• Mon. Jun 17th, 2024

Losing one’s culture is synonymous with losing one’s identity


Aug 23, 2022

BUJUMBURA August 22nd (ABP) – “If you lose your culture, you lose your identity”, revealed university professor, Denis Bukuru, on the occasion of the second edition of the “Igihugu” festival, organized from 11 to August 13, 2022 by the Gumya association under the theme “Ikirundi cacu, itunga ryacu” (Our mother tongue, our heritage).

According to that university professor, who defines culture as the set of customs and know-how specific to a country, lamented that since the colonial era, Burundians have underestimated the objects made at home, a sign that testifies that they are no longer attached to their culture and the heritage bequeathed by their ancestors.

Professor Bukuru further pointed out that the betrayal of one’s own culture becomes a curse because, he explained, culture is a guide, a torch that illuminates the country and its people, living beings and inert beings.

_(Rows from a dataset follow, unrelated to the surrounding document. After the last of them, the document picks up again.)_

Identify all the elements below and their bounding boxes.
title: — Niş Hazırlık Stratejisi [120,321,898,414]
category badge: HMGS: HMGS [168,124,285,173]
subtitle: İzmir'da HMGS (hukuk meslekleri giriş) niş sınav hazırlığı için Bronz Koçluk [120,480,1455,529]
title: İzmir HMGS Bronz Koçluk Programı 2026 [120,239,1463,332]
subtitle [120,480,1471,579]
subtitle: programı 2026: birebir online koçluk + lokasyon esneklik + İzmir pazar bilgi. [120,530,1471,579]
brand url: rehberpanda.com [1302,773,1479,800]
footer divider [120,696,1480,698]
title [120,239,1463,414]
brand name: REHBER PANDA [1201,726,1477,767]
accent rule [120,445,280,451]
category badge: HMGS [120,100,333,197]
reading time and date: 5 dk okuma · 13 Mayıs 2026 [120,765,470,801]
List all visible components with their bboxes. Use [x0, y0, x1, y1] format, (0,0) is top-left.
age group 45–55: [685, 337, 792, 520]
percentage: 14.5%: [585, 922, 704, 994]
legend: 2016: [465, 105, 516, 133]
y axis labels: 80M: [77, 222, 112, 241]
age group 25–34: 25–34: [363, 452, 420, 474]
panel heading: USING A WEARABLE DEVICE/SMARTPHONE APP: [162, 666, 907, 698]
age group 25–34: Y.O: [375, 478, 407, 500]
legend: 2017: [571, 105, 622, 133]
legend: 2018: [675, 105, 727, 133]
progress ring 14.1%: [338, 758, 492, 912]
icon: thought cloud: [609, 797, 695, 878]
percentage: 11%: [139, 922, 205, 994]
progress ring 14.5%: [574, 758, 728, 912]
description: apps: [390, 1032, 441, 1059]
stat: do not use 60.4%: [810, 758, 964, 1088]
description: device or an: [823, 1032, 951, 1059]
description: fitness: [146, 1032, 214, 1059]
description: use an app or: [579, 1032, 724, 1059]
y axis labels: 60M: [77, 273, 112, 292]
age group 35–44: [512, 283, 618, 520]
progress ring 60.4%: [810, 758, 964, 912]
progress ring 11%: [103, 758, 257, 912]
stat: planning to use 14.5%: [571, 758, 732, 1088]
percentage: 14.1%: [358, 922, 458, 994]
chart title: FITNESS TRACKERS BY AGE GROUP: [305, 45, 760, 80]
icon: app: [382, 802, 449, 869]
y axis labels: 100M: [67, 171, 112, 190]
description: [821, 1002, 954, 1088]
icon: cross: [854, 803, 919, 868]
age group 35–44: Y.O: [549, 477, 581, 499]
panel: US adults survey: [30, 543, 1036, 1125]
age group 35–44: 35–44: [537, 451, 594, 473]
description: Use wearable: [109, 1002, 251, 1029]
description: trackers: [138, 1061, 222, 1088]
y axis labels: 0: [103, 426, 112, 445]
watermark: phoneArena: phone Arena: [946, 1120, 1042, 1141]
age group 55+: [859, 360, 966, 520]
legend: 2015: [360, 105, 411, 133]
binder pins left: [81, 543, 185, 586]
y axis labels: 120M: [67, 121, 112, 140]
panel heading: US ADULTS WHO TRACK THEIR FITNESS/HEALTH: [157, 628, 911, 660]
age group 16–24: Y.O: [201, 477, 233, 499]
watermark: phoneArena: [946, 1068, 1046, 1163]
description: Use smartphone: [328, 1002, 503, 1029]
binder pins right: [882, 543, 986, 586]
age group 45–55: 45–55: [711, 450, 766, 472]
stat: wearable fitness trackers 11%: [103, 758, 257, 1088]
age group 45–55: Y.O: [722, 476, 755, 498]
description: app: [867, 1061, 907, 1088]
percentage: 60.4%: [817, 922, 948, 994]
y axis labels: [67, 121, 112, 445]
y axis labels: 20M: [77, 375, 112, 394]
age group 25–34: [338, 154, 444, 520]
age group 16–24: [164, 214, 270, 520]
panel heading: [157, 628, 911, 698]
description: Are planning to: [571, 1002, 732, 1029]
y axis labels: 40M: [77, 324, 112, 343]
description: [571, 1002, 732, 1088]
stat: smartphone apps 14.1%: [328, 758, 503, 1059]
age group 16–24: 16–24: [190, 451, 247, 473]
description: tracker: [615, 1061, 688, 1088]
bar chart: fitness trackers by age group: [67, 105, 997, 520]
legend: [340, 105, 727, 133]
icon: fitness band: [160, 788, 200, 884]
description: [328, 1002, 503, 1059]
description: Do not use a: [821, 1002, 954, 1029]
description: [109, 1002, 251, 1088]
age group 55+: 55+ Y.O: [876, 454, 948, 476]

He went on to say that thanks to culture, the ancestors of Burundi knew everything in all areas of the country: agriculture, animal husbandry, pottery, mineral extraction, basketry, blacksmithing, hunting, the treatment of diseases, sport, defense, to name but a few.

In addition, in the family evening school called “Ku ziko”, the children learned from their parents during the evening, they went to the school commonly called “Itorero” to learn knowledge related to the culture in the royal palace, at the prince’s palace and with the royal authorities, added Mr. Bukuru while specifying that our ancestors were able to live without any foreign intervention.

By way of illustration, Professor Jean Bosco Manirambona reported that in 1927, the Burundians refused to use the hoes brought to them by the Belgians, because the latter were not durable compared to those they made. themselves. Unfortunately, their resistance did not last long because, he reported, the Belgians passed a law in 1929 prohibiting Burundians from no longer extracting the ores, which were their raw materials for making their own hoes.

In terms of the longevity of our ancestors, Mr. Bukuru pointed out that the traditional food of our ancestors allowed them to live a long time because most of the foods they consumed subsequently became antibodies. That is how Mr. Pierre Ryckmans, the senior Belgian civil servant, Governor General of the Belgian Congo and of Ruanda-Urundi from 1934 to 1946, declared in 1936 that the Barundi have an extraordinary longevity compared to the populations of other countries, remarks Mr. Bukuru, adding that we talk about death mainly for newborns and children under five years old only.

“It is time to pull ourselves together, it is time to value our mother tongue, our culture and ancestral customs. It is time to value the traditional food of our ancestors for the protection of our health”, concluded the university professor, Mr. Bukuru.